La musique tient une place prépondérante dans l'une des scènes d'une ?uvre qui, à l'heure où sont rédigées ces lignes, s'est déjà imposée comme le quatrième plus grand succès de tous les temps du cinéma français, et c'est lorsque François Cluzet et Omar Sy débattent avec fièvre des mérites comparés du funk et de la musique dite sérieuse, comme si l'on ne pouvait apprécier à la fois Earth, Wind & Fire (ici présent grâce au sublime « September » et au farouchement dansant « Boogie Wonderland ») et Vivaldi (le cher Antonio ayant fourni pour l'occasion un mouvement de son Concerto pour 2 violons et orchestre en la mineur Opus III No. 8).

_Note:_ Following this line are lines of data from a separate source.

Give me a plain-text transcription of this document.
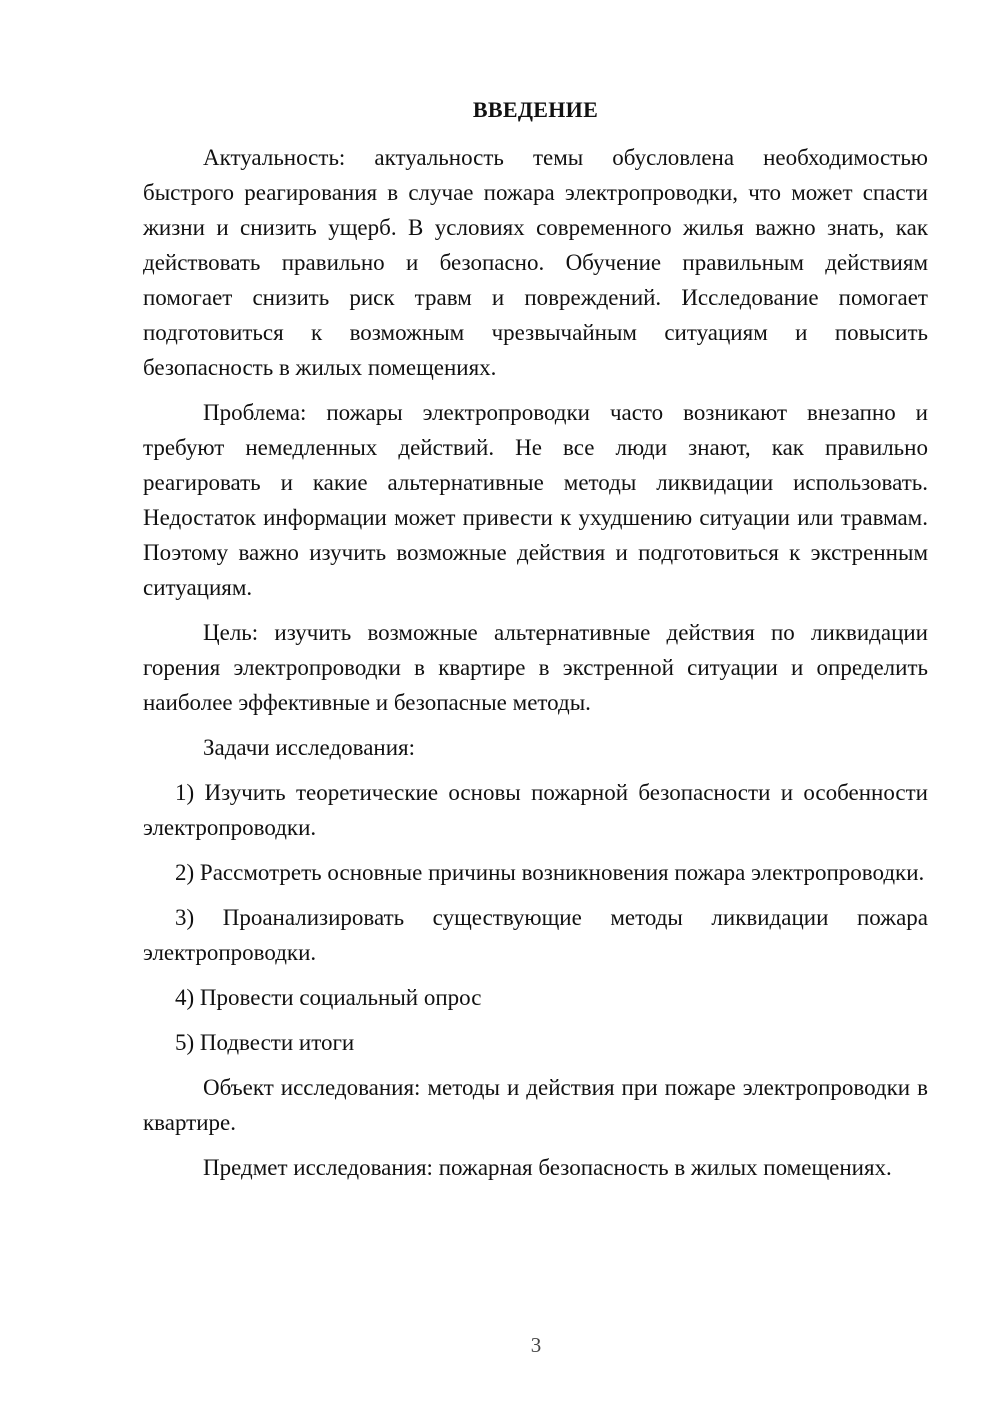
ВВЕДЕНИЕ

Актуальность: актуальность темы обусловлена необходимостью быстрого реагирования в случае пожара электропроводки, что может спасти жизни и снизить ущерб. В условиях современного жилья важно знать, как действовать правильно и безопасно. Обучение правильным действиям помогает снизить риск травм и повреждений. Исследование помогает подготовиться к возможным чрезвычайным ситуациям и повысить безопасность в жилых помещениях.

Проблема: пожары электропроводки часто возникают внезапно и требуют немедленных действий. Не все люди знают, как правильно реагировать и какие альтернативные методы ликвидации использовать. Недостаток информации может привести к ухудшению ситуации или травмам. Поэтому важно изучить возможные действия и подготовиться к экстренным ситуациям.

Цель: изучить возможные альтернативные действия по ликвидации горения электропроводки в квартире в экстренной ситуации и определить наиболее эффективные и безопасные методы.

Задачи исследования:

1) Изучить теоретические основы пожарной безопасности и особенности электропроводки.

2) Рассмотреть основные причины возникновения пожара электропроводки.

3) Проанализировать существующие методы ликвидации пожара электропроводки.

4) Провести социальный опрос

5) Подвести итоги

Объект исследования: методы и действия при пожаре электропроводки в квартире.

Предмет исследования: пожарная безопасность в жилых помещениях.

3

Ainsi, identifiant chacun des deux personnages principaux à une esthétique musicale particulière, la bande originale d'Intouchables suit cette imparable dichotomie, alternant triomphes populaires (Nina Simone, George Benson, ou Terry Callier, on en conviendra : rien que des bons) et partitions plus méditatives, quant à elles confiées au compositeur Ludovico Einaudi (on se souvient de son score pour le très salué This Is England). Entre mélancolie et répétitivité voire minimalisme directement inspiré de l'école américaine, lyrisme enraciné et emprunts à l'electro ou à des groupes comme Radiohead, le Turinois a en effet offert trois thèmes issus de deux précédents albums (Una Mattina et Divenire), et deux compositions originales : « Cache-cache » et « Writing Poems ». Et il atteint à tout coup cette universalité qui apparie talentueusement l'ancien et la contemporanéité.
En un seul opus, l'auditeur lambda aura donc l'occasion de goûter successivement aux joies de la musique classique, de la soul, et de la musique contemporaine : un exploit à la hauteur du raz-de-marée, actuel et fédérateur, d'Intouchables. Á noter que l'édition prestige de cet album offre de particulièrement bien venus extraits de dialogues, une chanson (« Red Light ») du groupe de Leeds Vib Gyor, ainsi que l'affiche officielle du film.